Sorry, but I'm not normal. I'm not a big fan of kissing. The human mouth is one of the most filthy spots on the human body! Then just to think about the number of people that have bad oral care, so many don't floss.
I think it looks great, but it's just not for me.
I can't get past the fact that huge numbers of people in the world absolutely, positively don't use kissing in mate selection. Kissing is just not a big part of many east Asian cultures, or if it is, it's a modern import.
I'd like to see something that indicates that early humans or pre-human apes kissed lovers. Otherwise, what's the point of speculating on how kissing is related to evolution?
This seems like typical theorizing based on what seems "natural" to us because it is our own culture. You can't figure out what is natural that way.
I have to agree that kissing is a romantic, sometimes a sensual and pleasant action. Weather it be a kiss to a friend or a lip lock with your sweetie. I for one LOVE kissing. Though I only reserve it for people who I am very close with, and romantic kissing, of course, is saved for that special someone. I have been thinking about what I love about kissing, and I have concluded that there are many factors for me that I find pleasurable. For one, it's the closeness... to have someone so close to you, in your face that creates a special bond.

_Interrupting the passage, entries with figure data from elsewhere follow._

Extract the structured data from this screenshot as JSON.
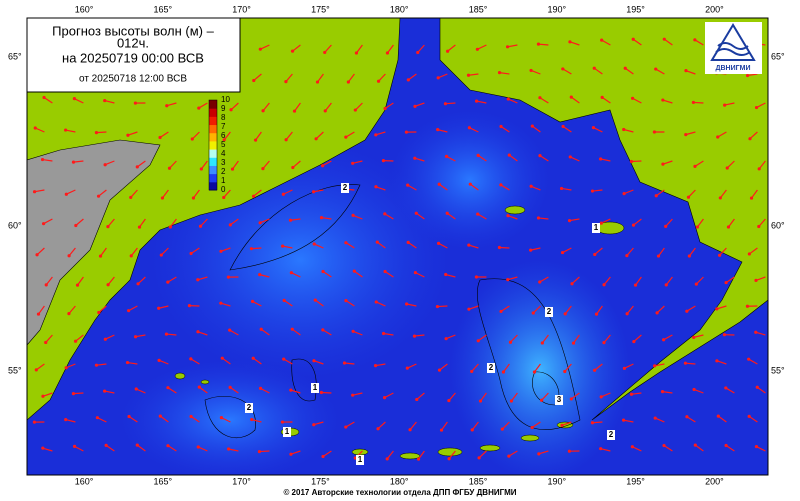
{
  "title": {
    "line1": "Прогноз высоты волн (м) –",
    "line2": "012ч.",
    "line3": "на 20250719 00:00 ВСВ",
    "line4": "от 20250718 12:00 ВСВ"
  },
  "colorbar": {
    "ticks": [
      0,
      1,
      2,
      3,
      4,
      5,
      6,
      7,
      8,
      9,
      10
    ],
    "colors": [
      "#0a0aa0",
      "#1e3cf0",
      "#3c8cff",
      "#2ee6ff",
      "#b4fff0",
      "#f0f000",
      "#ffb400",
      "#ff6a00",
      "#f01e00",
      "#c80000",
      "#780000"
    ]
  },
  "map": {
    "lon_labels": [
      "160°",
      "165°",
      "170°",
      "175°",
      "180°",
      "185°",
      "190°",
      "195°",
      "200°"
    ],
    "lat_labels": [
      "65°",
      "60°",
      "55°"
    ]
  },
  "contour_labels": [
    "2",
    "2",
    "2",
    "3",
    "1",
    "2",
    "1",
    "1",
    "2",
    "1"
  ],
  "logo": "ДВНИГМИ",
  "footer": "© 2017 Авторские технологии отдела ДПП ФГБУ ДВНИГМИ"
}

Especially when I am hurting or upset. I suppose that can be attributed to when you are a child and you fall off of your bike. Skinned knees and all, a kiss on the srapes always seemed to make it hurt less. Kisses on the forhead make me feel like I am being protected. It's a warm feeling and always brings a certain "butterfly-ish" sensation, and at that moment in time, I feel safe. A kiss to say 'hello' or 'goodbye' always leaves me with the consciouness and receptivity of the tangibility of the person I am kissing. Let's me appreciate who that person is and reminds me of how special they are. A deep kiss on the lips, weather it be "tonsil hockey" or a kiss that is somewhat equivilent to Luke Skywalker and Darth Vader's lightsabers clashing all about in a battle to save Endor makes me feel tingly, needed, responsive, alert and special. That at THAT precise moment, no one else in the world is experiencing what I am experiencing with that particulair person. It's also a feeling of "oneness".
So yes, I have to agree that the "feel good" feelings are all about the lips. I do have to wonder though, how abundant are those feel good feelings exposed when you tell someone to kiss your ass?